For one dish, I went for a tried-and-true new favorite of mine and made two different flavors of grapefruit marshmallows (one with cardamom and one with ginger), and then fell upon a recipe for stuffed whole fish with grapefruit vinaigrette and grapefruit butter (served with millet instead of couscous), courtesy of my DVR and Tyler’s Ultimate. We had a couple of drinks, sorbet, various shrimp and scallop dishes, cakes and even lettuce wraps & pizza. It was, as usual, quite a spread.

The top three:

  1. Hope’s ‘Dark Chocolate Grapefruit Cake’, a gluten-free & vegan must have. I think Jon almost crapped his pants it was so good, and this time he got to eat cake with the rest of us!
  2. James’ ‘Grapefruit Cheesecake’ & (yes, a tie!) Christina’s ‘Grapefruit/Pork Lettuce Wraps’. James is a newcomer (Hope’s boyfriend – he does exist!!) who really came strong during his first attempt. Christina always seems to bring strong dishes and is getting very close to a win, I suspect. The wraps were my personal favorite, with both cakes coming in next.
  3. My ‘Grapefruit Marshmallows x2’. Clearly, you can’t go wrong with marshmallows, can you?
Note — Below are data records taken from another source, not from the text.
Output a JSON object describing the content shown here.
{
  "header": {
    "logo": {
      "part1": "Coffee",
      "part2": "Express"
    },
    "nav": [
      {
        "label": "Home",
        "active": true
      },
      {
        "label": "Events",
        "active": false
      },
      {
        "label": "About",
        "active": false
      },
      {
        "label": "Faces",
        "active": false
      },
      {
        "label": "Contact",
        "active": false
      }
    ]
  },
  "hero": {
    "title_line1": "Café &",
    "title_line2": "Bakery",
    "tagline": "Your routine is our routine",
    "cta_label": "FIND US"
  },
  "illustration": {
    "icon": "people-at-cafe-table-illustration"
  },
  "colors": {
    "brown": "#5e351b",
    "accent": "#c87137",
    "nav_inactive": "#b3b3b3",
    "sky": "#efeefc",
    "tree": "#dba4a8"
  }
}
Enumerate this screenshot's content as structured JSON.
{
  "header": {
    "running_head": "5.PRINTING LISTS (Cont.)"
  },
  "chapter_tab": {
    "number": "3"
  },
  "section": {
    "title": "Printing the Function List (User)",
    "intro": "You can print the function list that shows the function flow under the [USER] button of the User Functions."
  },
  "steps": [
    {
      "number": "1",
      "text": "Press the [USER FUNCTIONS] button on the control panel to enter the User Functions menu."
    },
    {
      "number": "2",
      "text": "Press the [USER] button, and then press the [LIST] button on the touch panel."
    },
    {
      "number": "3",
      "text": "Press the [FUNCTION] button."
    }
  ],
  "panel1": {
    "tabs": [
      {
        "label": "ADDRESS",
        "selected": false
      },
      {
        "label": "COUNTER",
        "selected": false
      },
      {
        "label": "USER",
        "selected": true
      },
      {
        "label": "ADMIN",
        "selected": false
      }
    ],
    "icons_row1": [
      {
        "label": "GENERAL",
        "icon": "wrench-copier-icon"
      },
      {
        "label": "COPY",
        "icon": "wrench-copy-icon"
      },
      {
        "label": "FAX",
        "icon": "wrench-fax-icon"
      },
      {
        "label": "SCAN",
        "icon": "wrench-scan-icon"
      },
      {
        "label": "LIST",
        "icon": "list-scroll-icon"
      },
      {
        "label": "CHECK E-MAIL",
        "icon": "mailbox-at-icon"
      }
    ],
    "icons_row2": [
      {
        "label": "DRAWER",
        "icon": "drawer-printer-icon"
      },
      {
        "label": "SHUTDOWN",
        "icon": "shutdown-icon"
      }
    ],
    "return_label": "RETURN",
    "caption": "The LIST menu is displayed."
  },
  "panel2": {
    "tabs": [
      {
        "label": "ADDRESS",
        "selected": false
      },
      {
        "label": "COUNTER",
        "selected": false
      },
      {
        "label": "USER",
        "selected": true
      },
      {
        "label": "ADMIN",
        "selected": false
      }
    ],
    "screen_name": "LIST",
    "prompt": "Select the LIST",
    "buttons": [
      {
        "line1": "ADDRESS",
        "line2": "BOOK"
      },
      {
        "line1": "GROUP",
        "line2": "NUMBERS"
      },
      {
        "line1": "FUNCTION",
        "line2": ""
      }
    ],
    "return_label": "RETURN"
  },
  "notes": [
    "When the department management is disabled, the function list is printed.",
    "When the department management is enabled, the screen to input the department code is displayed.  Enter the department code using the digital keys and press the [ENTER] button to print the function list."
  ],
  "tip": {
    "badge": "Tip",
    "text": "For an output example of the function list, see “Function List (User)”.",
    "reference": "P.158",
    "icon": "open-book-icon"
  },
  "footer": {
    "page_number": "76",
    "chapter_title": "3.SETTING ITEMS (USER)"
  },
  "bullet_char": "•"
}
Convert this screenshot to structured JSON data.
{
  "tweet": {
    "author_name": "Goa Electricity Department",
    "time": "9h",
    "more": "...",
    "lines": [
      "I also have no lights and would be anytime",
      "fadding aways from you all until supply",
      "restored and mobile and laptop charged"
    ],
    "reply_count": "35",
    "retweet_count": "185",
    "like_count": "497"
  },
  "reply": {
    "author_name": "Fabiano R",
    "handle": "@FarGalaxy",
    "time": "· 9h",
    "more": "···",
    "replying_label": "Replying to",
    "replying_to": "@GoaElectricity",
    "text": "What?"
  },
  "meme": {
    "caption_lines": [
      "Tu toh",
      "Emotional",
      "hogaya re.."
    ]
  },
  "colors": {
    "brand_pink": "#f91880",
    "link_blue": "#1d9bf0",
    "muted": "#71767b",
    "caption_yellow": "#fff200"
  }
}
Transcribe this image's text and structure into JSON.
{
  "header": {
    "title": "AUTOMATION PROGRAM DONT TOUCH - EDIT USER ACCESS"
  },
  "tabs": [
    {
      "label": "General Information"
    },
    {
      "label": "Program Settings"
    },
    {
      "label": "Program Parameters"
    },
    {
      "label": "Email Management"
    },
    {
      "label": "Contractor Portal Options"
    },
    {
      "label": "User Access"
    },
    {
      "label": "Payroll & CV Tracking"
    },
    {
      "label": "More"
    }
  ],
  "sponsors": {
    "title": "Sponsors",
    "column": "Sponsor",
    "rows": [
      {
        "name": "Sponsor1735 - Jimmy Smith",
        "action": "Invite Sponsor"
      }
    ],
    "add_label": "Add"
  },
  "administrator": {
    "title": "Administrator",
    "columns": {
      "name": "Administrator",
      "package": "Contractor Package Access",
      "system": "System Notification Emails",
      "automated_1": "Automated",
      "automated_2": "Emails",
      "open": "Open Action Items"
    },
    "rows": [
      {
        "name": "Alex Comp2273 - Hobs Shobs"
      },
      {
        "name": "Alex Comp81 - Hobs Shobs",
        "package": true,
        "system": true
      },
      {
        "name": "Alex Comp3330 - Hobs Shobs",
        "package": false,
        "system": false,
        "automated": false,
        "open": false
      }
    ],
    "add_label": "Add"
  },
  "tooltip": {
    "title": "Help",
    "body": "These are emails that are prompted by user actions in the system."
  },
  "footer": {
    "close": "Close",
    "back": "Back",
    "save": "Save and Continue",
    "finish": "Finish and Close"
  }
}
I love them so much I’m going to start manufacturing them (yes manufacturing) and selling them on Etsy. I’m serious. Wait for it.

And with that, it looks as if the girls are back in business with two straight wins following the guys’ run. With the 9th competition right around the corner, February’s ingredient is sure to be a great one, as long as Hope can whittle down that list of possibilities!

Dark Chocolate Grapefruit Cake
Hope’s winning vegan, gluten-free recipe
adapted from the Gluten-Free Goddess blog
for a non-vegan version, click here

printable recipe

ingredients
6 oz unsweetened dark chocolate
3/4 c vanilla soy milk (warmed)
3/4 c fresh grapefruit juice (warmed)
1/2 c very hot double strong coffee
1 T vanilla extract
14 oz pumpkin puree
1 1/4 c brown sugar
1/2 c rice flour
2 T potato starch
1 T Ener-G Egg Replacer
1 t xanthan gum
1/2 t salt
1 1/2 t baking powder
1 t cinnamon
1 T grapefruit zest (optional, if you want even more grapefruit flavor!)
grapefruit segments for garnish
chocolate sauce for drizzling

instructions
Mix chocolate pieces with hot coffee and heated milk and grapefruit until chocolate is melted.  Add vanilla extract and pumpkin puree, blend.  Add in brown sugar, rice flour, potato starch, egg replacer, xanthan gum, salt, baking powder, cinnamon, and grapefruit zest, if using.  blend thoroughly until creamy and smooth.  Pour into a 9 in springform pan lined with greased parchment paper and smooth top.  Bake at 350 for 55-65 minutes until middle doesn’t wiggle.  Chill for a minimum of two hours. top with grapefruit segments.

Like my new puppy? Just kidding, sadly. Chris hasn’t given in yet! Oh, and a big thanks to my buddy Lindsay for the pictures. I think all of these are courtesy of her and her lovely camera. *sigh*.